2014 Scranton .143 77 2 1 11 7 0 4 14 .188 .208
2014 Trenton .283 325 21 8 49 46 1 52 60 .398 .428
2013 Trenton .338 71 10 3 17 16 0 6 18 .390 .606
2012 Trenton .188 165 6 3 13 16 0 13 33 .253 .279
2012 Tampa .297 290 21 7 41 44 9 29 53 .362 .448
2011 Tampa .245 188 4 2 21 32 4 15 40 .311 .309
2011 Charleston .323 226 15 5 34 33 3 23 39 .396 .482
2010 Staten Island .243 70 6 1 7 13 0 7 7 .321 .400
2010 GCL Yankees .250 8 0 1 3 3 0 0 1 .333 .625

Batting and Power. Even before the corrective lenses Segedin had some of the best plate discipline in the entire farm system and it stands to reason that it should only improve now with the prescription goggles. That's great news for an extremely patient hitter like him, one who can walk more than he strikes out. He also uses the whole field when he hits and all of it spells a real ability to hit. The in-game power production has been average at best but in 2014 he showed that the power might not be done maturing as when he connected for home runs they went a far, far distance; there's average power for now but perhaps ticking towards the above average range.

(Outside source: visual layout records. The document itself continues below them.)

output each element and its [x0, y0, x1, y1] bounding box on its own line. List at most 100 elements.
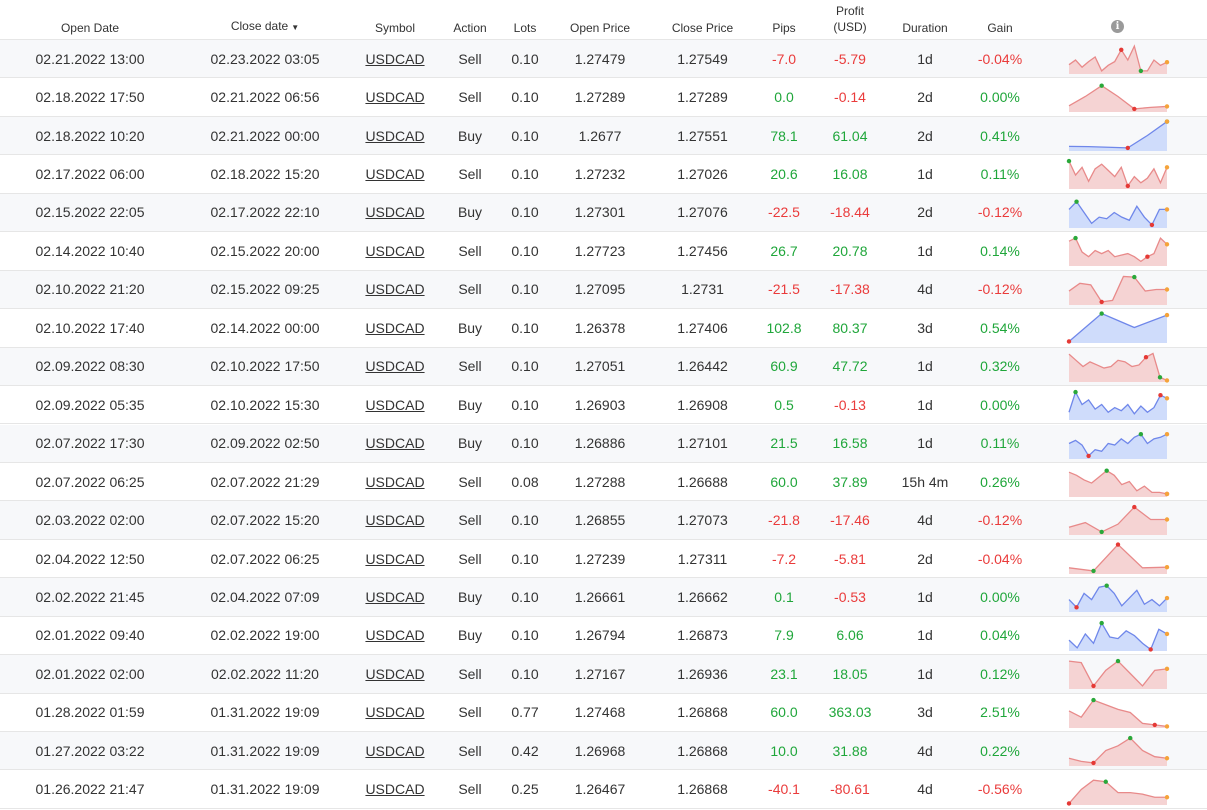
table-row[interactable]: 02.09.2022 05:35 02.10.2022 15:30 USDCAD Bu… [0, 386, 1207, 425]
cell-symbol[interactable]: USDCAD [355, 194, 435, 231]
table-row[interactable]: 02.07.2022 06:25 02.07.2022 21:29 USDCAD Se… [0, 463, 1207, 502]
header-lots[interactable]: Lots [505, 21, 545, 35]
cell-symbol[interactable]: USDCAD [355, 655, 435, 692]
cell-symbol[interactable]: USDCAD [355, 348, 435, 385]
table-row[interactable]: 02.14.2022 10:40 02.15.2022 20:00 USDCAD Se… [0, 232, 1207, 271]
cell-action: Sell [458, 166, 482, 183]
sparkline-max-dot [1157, 374, 1163, 380]
cell-symbol[interactable]: USDCAD [355, 694, 435, 731]
cell-pips: 21.5 [770, 435, 798, 452]
cell-symbol[interactable]: USDCAD [355, 40, 435, 77]
cell-symbol[interactable]: USDCAD [355, 732, 435, 769]
cell-lots: 0.10 [511, 319, 539, 336]
header-close-date[interactable]: Close date ▼ [200, 19, 330, 35]
cell-symbol[interactable]: USDCAD [355, 501, 435, 538]
table-row[interactable]: 02.18.2022 17:50 02.21.2022 06:56 USDCAD Se… [0, 78, 1207, 117]
cell-symbol[interactable]: USDCAD [355, 117, 435, 154]
table-row[interactable]: 02.02.2022 21:45 02.04.2022 07:09 USDCAD Bu… [0, 578, 1207, 617]
cell-close-date: 02.15.2022 20:00 [210, 242, 320, 259]
cell-open-date: 01.28.2022 01:59 [35, 704, 145, 721]
info-icon[interactable]: i [1111, 20, 1124, 33]
cell-symbol[interactable]: USDCAD [355, 386, 435, 423]
cell-gain: 0.14% [980, 242, 1020, 259]
sparkline-min-dot [1132, 505, 1137, 510]
header-action[interactable]: Action [440, 21, 500, 35]
table-row[interactable]: 02.01.2022 09:40 02.02.2022 19:00 USDCAD Bu… [0, 617, 1207, 656]
trade-sparkline [1068, 232, 1170, 269]
cell-symbol[interactable]: USDCAD [355, 463, 435, 500]
header-pips[interactable]: Pips [760, 21, 808, 35]
cell-symbol[interactable]: USDCAD [355, 78, 435, 115]
cell-pips: 60.0 [770, 473, 798, 490]
table-row[interactable]: 02.10.2022 21:20 02.15.2022 09:25 USDCAD Se… [0, 270, 1207, 310]
cell-symbol[interactable]: USDCAD [355, 578, 435, 615]
cell-symbol[interactable]: USDCAD [355, 617, 435, 654]
table-row[interactable]: 02.07.2022 17:30 02.09.2022 02:50 USDCAD Bu… [0, 424, 1207, 463]
header-gain[interactable]: Gain [975, 21, 1025, 35]
cell-lots: 0.10 [511, 50, 539, 67]
cell-symbol[interactable]: USDCAD [355, 271, 435, 308]
cell-duration: 2d [917, 550, 933, 567]
cell-gain: -0.12% [977, 512, 1023, 529]
cell-open-price: 1.27095 [574, 281, 626, 298]
sparkline-min-dot [1125, 184, 1130, 189]
table-row[interactable]: 02.10.2022 17:40 02.14.2022 00:00 USDCAD Bu… [0, 309, 1207, 348]
cell-profit: 20.78 [832, 242, 868, 259]
header-open-price[interactable]: Open Price [560, 21, 640, 35]
sparkline-end-dot [1164, 756, 1170, 761]
sparkline-max-dot [1115, 659, 1121, 664]
cell-action: Buy [457, 435, 483, 452]
cell-pips: -40.1 [768, 781, 800, 798]
cell-profit: 18.05 [832, 665, 868, 682]
table-row[interactable]: 02.04.2022 12:50 02.07.2022 06:25 USDCAD Se… [0, 540, 1207, 579]
cell-close-price: 1.26868 [677, 704, 728, 721]
table-row[interactable]: 01.27.2022 03:22 01.31.2022 19:09 USDCAD Se… [0, 732, 1207, 771]
cell-symbol[interactable]: USDCAD [355, 232, 435, 269]
header-duration[interactable]: Duration [895, 21, 955, 35]
trade-sparkline [1068, 463, 1170, 500]
cell-symbol[interactable]: USDCAD [355, 771, 435, 808]
cell-symbol[interactable]: USDCAD [355, 155, 435, 192]
table-row[interactable]: 02.18.2022 10:20 02.21.2022 00:00 USDCAD Bu… [0, 116, 1207, 156]
header-close-price[interactable]: Close Price [660, 21, 745, 35]
table-row[interactable]: 02.09.2022 08:30 02.10.2022 17:50 USDCAD Se… [0, 347, 1207, 386]
cell-profit: -17.38 [830, 281, 870, 298]
cell-lots: 0.10 [511, 166, 539, 183]
cell-gain: 0.11% [980, 166, 1020, 183]
table-row[interactable]: 02.01.2022 02:00 02.02.2022 11:20 USDCAD Se… [0, 655, 1207, 694]
cell-close-date: 02.07.2022 15:20 [210, 512, 320, 529]
header-symbol[interactable]: Symbol [355, 21, 435, 35]
cell-symbol[interactable]: USDCAD [355, 425, 435, 462]
cell-action: Sell [458, 665, 482, 682]
cell-symbol[interactable]: USDCAD [355, 309, 435, 346]
cell-pips: 26.7 [770, 242, 798, 259]
cell-pips: 78.1 [770, 127, 798, 144]
table-header: Open Date Close date ▼ Symbol Action Lots… [0, 0, 1207, 40]
cell-open-date: 02.10.2022 17:40 [35, 319, 145, 336]
cell-pips: -7.2 [771, 550, 797, 567]
cell-close-date: 02.07.2022 21:29 [210, 473, 320, 490]
cell-duration: 1d [917, 665, 933, 682]
cell-pips: 60.9 [770, 358, 798, 375]
cell-open-price: 1.27289 [574, 89, 626, 106]
cell-profit: 47.72 [832, 358, 868, 375]
cell-close-date: 02.21.2022 00:00 [210, 127, 320, 144]
cell-close-date: 02.09.2022 02:50 [210, 435, 320, 452]
table-row[interactable]: 02.21.2022 13:00 02.23.2022 03:05 USDCAD Se… [0, 40, 1207, 79]
table-row[interactable]: 02.17.2022 06:00 02.18.2022 15:20 USDCAD Se… [0, 155, 1207, 194]
header-profit-line1: Profit [835, 4, 864, 18]
table-row[interactable]: 02.03.2022 02:00 02.07.2022 15:20 USDCAD Se… [0, 501, 1207, 540]
cell-open-date: 02.09.2022 05:35 [35, 396, 145, 413]
sparkline-end-dot [1164, 119, 1170, 124]
cell-lots: 0.10 [511, 435, 539, 452]
header-open-date[interactable]: Open Date [40, 21, 140, 35]
table-row[interactable]: 01.28.2022 01:59 01.31.2022 19:09 USDCAD Se… [0, 694, 1207, 733]
cell-profit: -5.81 [834, 550, 866, 567]
cell-close-price: 1.26868 [677, 781, 728, 798]
cell-symbol[interactable]: USDCAD [355, 540, 435, 577]
sparkline-min-dot [1149, 222, 1155, 227]
trade-sparkline [1066, 155, 1170, 192]
header-profit[interactable]: Profit (USD) [820, 4, 880, 34]
table-row[interactable]: 02.15.2022 22:05 02.17.2022 22:10 USDCAD Bu… [0, 193, 1207, 233]
table-row[interactable]: 01.26.2022 21:47 01.31.2022 19:09 USDCAD Se… [0, 771, 1207, 809]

Base Running and Speed. His speed has improved since the hip surgery but not to the point where he can really impact the running game. He is just more of a solid station to station runner.

Defense. Segedin had always been adequate at third base in previous years, one who displayed solid hands and above average arm strength but whose range was very limited. His range did improve last season after his hip surgery but only to the point where he is solid. He's not a game-changer in the field but he can hold his own as a serviceable third baseman. He can also play an adequate corner outfield too.

Projection. Defensively Segedin has what it takes to play the corners in solid fashion and he has a real knack for hitting too, and that combination gives him the ceiling of a potential big league starting player either at third base or in left field. However, as a corner guy he is going to have to hit for more power than he has thus far and that's an aspect of his game that still has yet to be determined even though he is 26 years old. There's a chance now with the surgically repaired hips and new eyeglasses that the power could begin to creep up and make that starting potential more realistic. He is going to need that increased power too because there isn't much call for a reserve corner guy with no plus power and limited defensive play. For the most part he's a starter or bust at the big league level.

ETA. 2015. Segedin is most likely headed back to Triple-A Scranton to start the season and a lot would have to go his way to get a potential look with the big league club, including getting off to a very hot start and especially power-wise.